St John's Ambulance the latest victim of ransomware attack

St John's Ambulance claims that it identified the ransomware outbreak quickly and dealt with it within half-an-hour

St John's Ambulance has admitted that it was struck by a ransomware attack on Tuesday this week.

The charity, which provides volunteer medical services, confessed to the compromise in a post on its website.

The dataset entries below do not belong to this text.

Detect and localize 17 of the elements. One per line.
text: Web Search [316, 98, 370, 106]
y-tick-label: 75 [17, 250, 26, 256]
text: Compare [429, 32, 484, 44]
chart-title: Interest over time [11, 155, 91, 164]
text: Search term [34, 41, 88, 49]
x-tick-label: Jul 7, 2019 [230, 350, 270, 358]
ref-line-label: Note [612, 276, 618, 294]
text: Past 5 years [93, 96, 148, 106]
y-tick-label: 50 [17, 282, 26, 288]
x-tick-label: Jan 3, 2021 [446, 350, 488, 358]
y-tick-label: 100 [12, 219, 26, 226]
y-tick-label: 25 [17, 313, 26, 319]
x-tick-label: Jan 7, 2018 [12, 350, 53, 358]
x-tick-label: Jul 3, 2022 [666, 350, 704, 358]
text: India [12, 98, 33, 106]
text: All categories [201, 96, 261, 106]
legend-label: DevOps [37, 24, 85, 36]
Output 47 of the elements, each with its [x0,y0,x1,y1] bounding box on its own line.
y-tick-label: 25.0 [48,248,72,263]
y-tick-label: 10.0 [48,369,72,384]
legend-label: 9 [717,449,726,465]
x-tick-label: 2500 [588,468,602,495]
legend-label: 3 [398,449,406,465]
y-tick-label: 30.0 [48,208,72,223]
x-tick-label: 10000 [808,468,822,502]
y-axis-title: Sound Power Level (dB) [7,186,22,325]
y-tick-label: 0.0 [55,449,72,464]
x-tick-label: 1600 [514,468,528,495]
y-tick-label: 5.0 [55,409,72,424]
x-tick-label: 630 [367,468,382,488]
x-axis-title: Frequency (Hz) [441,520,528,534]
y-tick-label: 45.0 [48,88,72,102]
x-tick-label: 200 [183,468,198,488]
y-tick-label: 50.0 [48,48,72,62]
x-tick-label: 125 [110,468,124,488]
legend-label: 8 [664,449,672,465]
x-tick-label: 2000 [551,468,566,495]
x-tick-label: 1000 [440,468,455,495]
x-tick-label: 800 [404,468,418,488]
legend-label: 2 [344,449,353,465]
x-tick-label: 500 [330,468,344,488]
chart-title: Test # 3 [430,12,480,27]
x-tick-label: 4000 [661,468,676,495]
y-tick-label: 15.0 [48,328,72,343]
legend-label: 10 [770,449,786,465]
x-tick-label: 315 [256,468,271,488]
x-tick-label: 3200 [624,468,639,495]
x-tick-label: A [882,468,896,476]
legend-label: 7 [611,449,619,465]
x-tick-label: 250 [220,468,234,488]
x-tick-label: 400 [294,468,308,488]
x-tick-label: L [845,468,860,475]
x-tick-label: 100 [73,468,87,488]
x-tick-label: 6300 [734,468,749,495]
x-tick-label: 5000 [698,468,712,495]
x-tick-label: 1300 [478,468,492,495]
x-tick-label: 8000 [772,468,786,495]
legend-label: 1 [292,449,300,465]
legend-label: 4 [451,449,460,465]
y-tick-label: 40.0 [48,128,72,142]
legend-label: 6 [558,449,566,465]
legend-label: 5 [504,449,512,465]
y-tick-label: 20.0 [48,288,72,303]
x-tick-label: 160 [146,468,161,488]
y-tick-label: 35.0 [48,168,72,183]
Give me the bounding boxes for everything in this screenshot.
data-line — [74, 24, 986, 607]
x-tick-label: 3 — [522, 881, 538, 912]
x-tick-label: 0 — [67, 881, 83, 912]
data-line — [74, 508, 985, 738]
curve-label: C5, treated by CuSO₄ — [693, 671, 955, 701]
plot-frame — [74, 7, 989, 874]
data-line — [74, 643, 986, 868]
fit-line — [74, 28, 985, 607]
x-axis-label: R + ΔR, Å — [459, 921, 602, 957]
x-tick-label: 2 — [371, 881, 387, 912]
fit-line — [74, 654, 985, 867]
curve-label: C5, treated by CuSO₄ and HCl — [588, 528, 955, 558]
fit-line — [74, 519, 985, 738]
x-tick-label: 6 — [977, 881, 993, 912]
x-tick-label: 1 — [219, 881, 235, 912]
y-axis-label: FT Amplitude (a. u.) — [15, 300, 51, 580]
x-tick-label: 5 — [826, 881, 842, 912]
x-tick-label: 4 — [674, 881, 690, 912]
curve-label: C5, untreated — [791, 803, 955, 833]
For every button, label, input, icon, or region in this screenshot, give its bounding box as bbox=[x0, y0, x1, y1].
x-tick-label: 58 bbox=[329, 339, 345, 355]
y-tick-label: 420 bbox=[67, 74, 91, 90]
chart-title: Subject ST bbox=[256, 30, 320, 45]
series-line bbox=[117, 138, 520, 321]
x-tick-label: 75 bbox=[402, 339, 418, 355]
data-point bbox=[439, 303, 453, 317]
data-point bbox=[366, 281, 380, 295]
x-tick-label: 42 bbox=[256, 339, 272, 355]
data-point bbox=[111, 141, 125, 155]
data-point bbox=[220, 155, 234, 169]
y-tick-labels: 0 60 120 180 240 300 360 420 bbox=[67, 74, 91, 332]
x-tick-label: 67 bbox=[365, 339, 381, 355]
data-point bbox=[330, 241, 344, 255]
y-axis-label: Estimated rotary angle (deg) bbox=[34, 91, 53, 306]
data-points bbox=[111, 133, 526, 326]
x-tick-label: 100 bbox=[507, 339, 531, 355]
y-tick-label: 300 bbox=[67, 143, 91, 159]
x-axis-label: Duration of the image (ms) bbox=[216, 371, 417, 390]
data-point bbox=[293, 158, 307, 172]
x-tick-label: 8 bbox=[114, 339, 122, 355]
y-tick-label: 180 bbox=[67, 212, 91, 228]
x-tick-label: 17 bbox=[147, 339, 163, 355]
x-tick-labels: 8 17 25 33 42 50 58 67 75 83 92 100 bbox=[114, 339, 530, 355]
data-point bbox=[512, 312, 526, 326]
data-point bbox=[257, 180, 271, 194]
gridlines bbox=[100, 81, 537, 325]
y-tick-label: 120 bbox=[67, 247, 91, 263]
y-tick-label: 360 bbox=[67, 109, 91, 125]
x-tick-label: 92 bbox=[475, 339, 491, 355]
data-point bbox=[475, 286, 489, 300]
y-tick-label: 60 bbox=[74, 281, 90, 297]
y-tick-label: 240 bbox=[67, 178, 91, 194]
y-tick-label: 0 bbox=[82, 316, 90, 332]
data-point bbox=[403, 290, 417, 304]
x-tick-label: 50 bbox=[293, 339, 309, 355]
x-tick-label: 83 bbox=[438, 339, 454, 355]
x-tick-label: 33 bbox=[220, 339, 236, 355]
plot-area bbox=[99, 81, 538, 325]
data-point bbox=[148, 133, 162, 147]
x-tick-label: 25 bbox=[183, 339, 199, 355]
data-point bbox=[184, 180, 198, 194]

St John's Ambulance claims that the ransomware attack did not affect its operational systems and had been resolved within half-an-hour of the outbreak. The charity claims that no financial data - such as debit or credit card details - will have been spilled at a result.

Indeed, it claims that "the only data that has been affected relates to our training course delivery. It does not cover supplies, events, ambulance operations, volunteering, volunteer, data, employee data, clinical data or patient data".

St John Ambulance confirmed to Computing's sister website The Inquirer that no ransom was paid, adding that its "IT teams worked hard to isolate and resolve the issue as soon as we became aware of it".

The organisation's incident report adds: "You don't need to take any immediate action. However, if you work for one of our corporate customers, please pass this email on to the person in your organisation who is responsible for data protection."

It has also informed both the Information Commissioner's Office (ICO) and the Charity Commission about the breach, as well as with the police.

"We have received a report from St John's Ambulance and we will assess the information provided," an ICO spokesperson confirmed.

St John concluded: "We work as hard as we can to protect our data systems from these types of attacks and employ a range of third-party partners and cyber-crime solutions to continually update our protection.

Ransomware has proved to be a highly lucrative business for online scammers, most of whom will also enjoy a fair degree of official protection where they operate.

Last month, the gang behind the GandCrab ransomware-as-a-service announced their retirement, declaring that they had not only become extremely rich as a result, but had also been able to launder their fortunes into legitimate businesses.

However, Bitdefender claims to have developed a free tool to decrypt data encrypted and ransomed by GandCrab.